Es ist schön, wenn dein Baby und du einen kleinen Rückzugsort habt, an dem gestillt werden kann. Der Stuhl sollte vor allem für die werdende Mama bequem sein, da sie dort wahrscheinlich mehrere Stunden verbringen wird. Ein Ohrensessel, an dem müde Eltern ihren Kopf ablegen können, hat sich dabei als sehr hilfreich gezeigt. Vielleicht findest du auch einen passenden Hocker für deine Füße dazu. Ein Schaukelstuhl ist ebenfalls eine schöne Möglichkeit für einen Stillplatz.

Der Wickeltisch

Kaum zu glauben, aber es fallen immer noch einige Babys von der Wickelkommode. Um das zu verhindern, sollte für genügend Fallschutz gesorgt sein und der Säugling nie ohne Beobachtung am Wickeltisch liegen bleiben. Besser immer eine Hand am Kind! Es gibt extra Wickeltische, aber man kann auch eine Kommode mit einem passenden Wickeltisch-Aufsatz versehen. So kann die Kommode anschließend im Kinderzimmer bleiben. Wichtig ist, dass der Ort zum Wickeln auch für dich und deinen Partner gemütlich ist und ihr mit geradem Rücken wickeln könnt. Bei keinem extra Babyzimmer findet der Wickeltisch im Bad einen guten Platz. Auf dem Wickeltisch braucht man eine weiche und im Idealfall abwischbare Wickelauflage. Über dem Wickeltisch solltet ihr einen Baby-Heizstrahler anbringen, damit dem Baby beim Wickeln, Massieren und Anziehen nicht kalt wird. In einem kleinen Körbchen direkt auf dem Wickeltisch finden die wichtigsten Pflegeprodukte ihren Platz. Ein verschließbarer Windeleimer ist immer dann sinnvoll, wenn ihr die Windeln nicht täglich rausbringen wollt. In einer geräumigen Wickelkommode findest du auch genügend Stauraum für Windeln und Kleidungsstücke fürs Baby.
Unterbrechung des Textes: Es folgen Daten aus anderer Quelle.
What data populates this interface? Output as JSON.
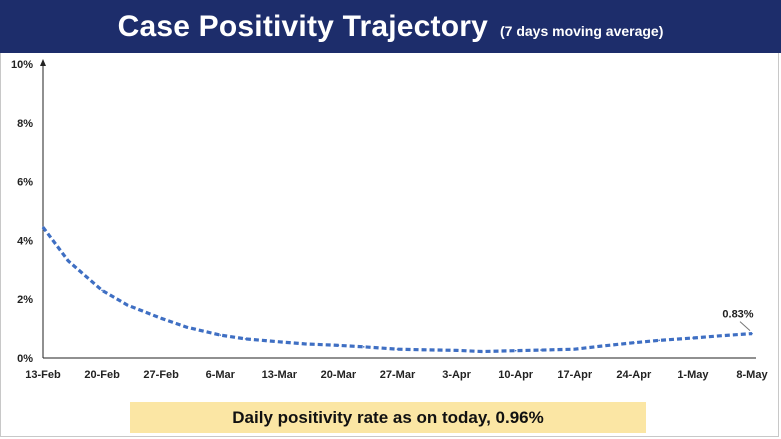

Die richtigen Vorhänge und Beleuchtung

Der Schlafrhythmus von Babys hat selten etwas mit dem regulären Tagesablauf zu tun. Deshalb sind Verdunkelungsvorhänge oder Rollos eine gute Idee. So hat es dein Baby egal zu welcher Tageszeit schön dunkel und kann unbeschwert schlafen. Wenn du nachts nur kurz zum Stillen ins Babyzimmer kommst, reicht auch ein sanftes Stilllicht oder eine Salzkristalllampe.

Stubenwagen, Moseskorb oder Babynest?

Ein Stubenwagen oder auch ein Moseskorb ist besonders in den ersten Monaten sehr dankbar. Denn darin kannst du dein Kind überall in der Wohnung mitnehmen und es kann ungestört schlafen. Füllst du den Stubenwagen oder den Moseskorb dann noch mit einem passenden Babynest, wird sich das Baby darin besonders geborgen fühlen.

Badewanne

Natürlich gibt es spezielle Babywannen, aber wenn du einen Wäschekorb hast, reicht das am Anfang auch vollkommen aus.

Baby- bzw. Krabbeldecke

Der sicherste Platz, um dein Baby mal kurz abzulegen, ist auf dem Boden. Dort kann es nirgends runterkullern. Da Holzböden manchmal sehr kalt sind, ist eine wattierte Krabbeldecke von Anfang an eine gute Idee. Gerne kannst du auch eine oder zwei Decken übereinanderstapeln, um es deinem Baby so richtig gemütlich zu machen.